Un seuil critique de rupture se situe à 53 000 $, avec une extension potentielle jusqu’à 49 000 $, ce qui marque les points bas du second semestre 2024.
Une clôture hebdomadaire sous la barre des 60 000 à 62 000 $ confirmerait, à mon avis, une cassure baissière. Au-delà, aucune zone de demande significative ne semble se dessiner avant la zone des 49 000 à 53 000 $, ce qui implique un potentiel de baisse supplémentaire d'environ 15 % à 22 % par rapport aux niveaux actuels.
En revanche, il faudrait que les acheteurs reconquièrent durablement la fourchette des 72 000 à 74 000 dollars avant qu'une véritable reprise puisse être envisagée. D'ici là, tout rebond sera probablement perçu comme une opportunité de vente au sein d'une tendance baissière plus générale.
Un point important à souligner : malgré l’ampleur de la baisse, l’analyse de VanEck montre que la volatilité réalisée sur 90 jours se situe aux alentours de 38, soit environ la moitié des niveaux observés lors du marché baissier de 2022, période durant laquelle le Bitcoin a perdu 78 % de sa valeur entre son sommet et son creux. Pour l’instant, la situation ne reflète ni panique ni capitulation forcée, mais plutôt un processus de désendettement progressif et maîtrisé, bien que douloureux.
Accumulation des pressions macroéconomiques
Il n'y a pas de cause unique à ce déclin ; le Bitcoin subit plutôt des pressions simultanées de plusieurs directions.
Le catalyseur immédiat est l'incertitude liée aux droits de douane et imputable au président américain Donald Trump. Suite à la décision de la Cour suprême la semaine dernière concernant l'International Emergency Economic Powers Act (IEEPA), Trump a imposé de nouveaux droits de douane mondiaux de 15 % par décret, ravivant l'incertitude en matière de politique commerciale au moment même où les marchés commençaient à se stabiliser. Le mouvement de repli vers le risque qui en a résulté s'est propagé des actions directement au marché des cryptomonnaies.

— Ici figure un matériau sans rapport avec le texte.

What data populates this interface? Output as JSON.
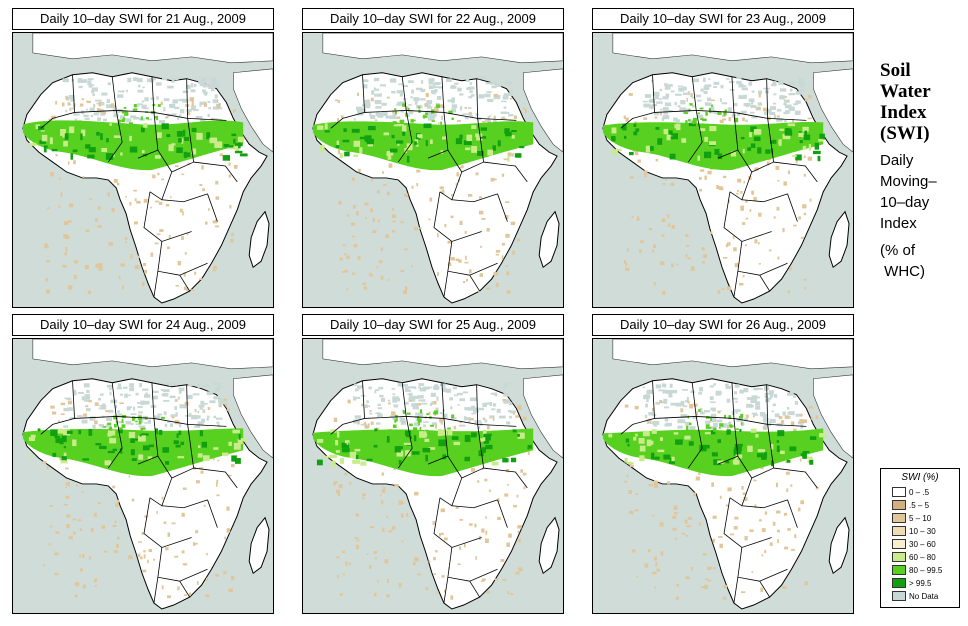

Joel Kruger, stratégiste crypto chez LMAX, a déclaré : « Les marchés crypto restent sous pression jusqu’à mardi, le Bitcoin poursuivant sa baisse vers ses plus bas de février. » Il a ajouté que cette tendance négative reflète une combinaison de facteurs : aversion au risque macroéconomique, désendettement continu et positionnement défensif, notamment la hausse des rendements souverains, la vigueur du dollar américain et l’incertitude géopolitique persistante.
La seconde source de pression réside dans les tensions géopolitiques. L'escalade militaire entre les États-Unis et l'Iran – qualifiée par plusieurs sources de plus importante depuis la guerre d'Irak en 2003 – a entraîné des flux de capitaux vers les valeurs refuges traditionnelles. Les cours de l'or et du pétrole ont progressé, tandis que le Bitcoin n'a pas profité de cette situation.

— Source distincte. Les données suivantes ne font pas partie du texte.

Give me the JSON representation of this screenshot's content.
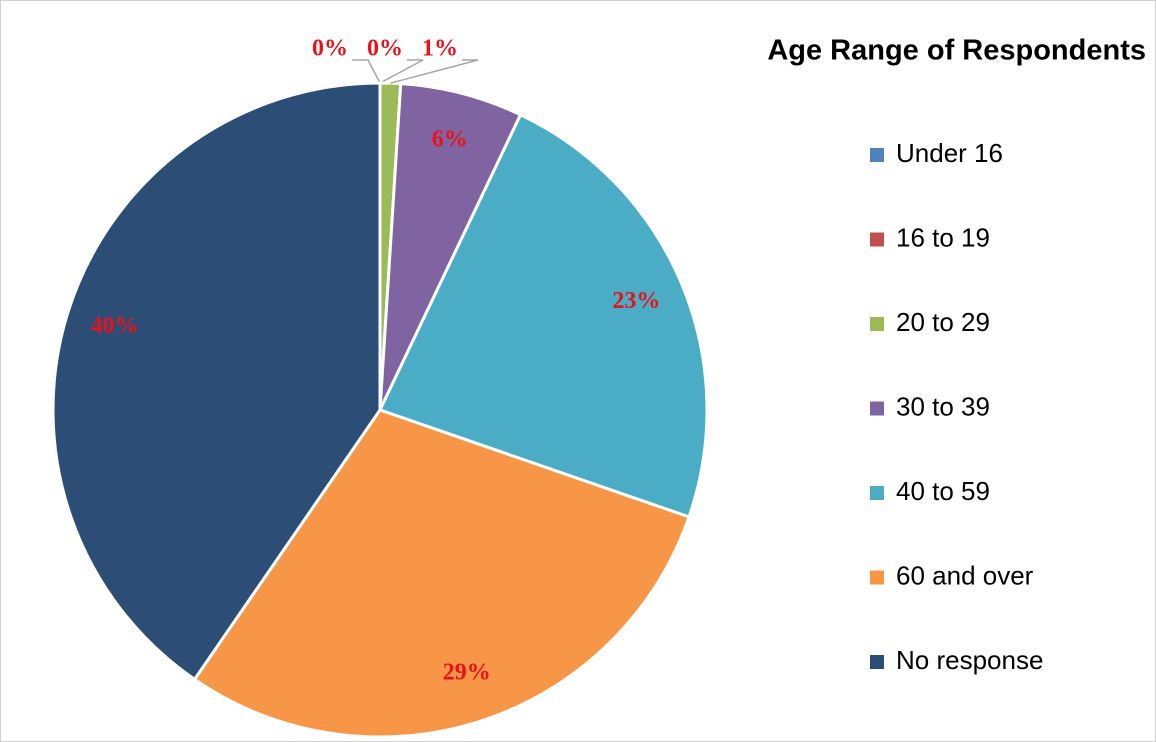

Samer Hassan, analyste de marché en chef chez XS.com, a déclaré : « Le Bitcoin a officiellement quitté sa phase de consolidation et est entré dans un nouveau cycle baissier. Ce cocktail explosif de chocs économiques, politiques et géopolitiques pousse les capitaux hors du marché des cryptomonnaies et donne aux vendeurs une marge de manœuvre considérable. »
Jusqu'où le Bitcoin pourrait-il chuter ? Niveaux clés et perspectives
C’est la question que tous les traders se posent en ce moment — et la réponse honnête est que l’éventail des scénarios reste large.
Les avis des investisseurs institutionnels sont partagés. Les pessimistes estiment qu'une cassure sous la zone des 60 000 $–62 000 $ ouvrirait techniquement la voie à une baisse vers les 49 000 $–53 000 $. À l'inverse, VanEck, avec un optimisme prudent, suggère que la combinaison d'un repli marqué et d'une volatilité nettement inférieure aux niveaux historiques pourrait indiquer qu'une grande partie du risque de baisse a déjà été absorbée.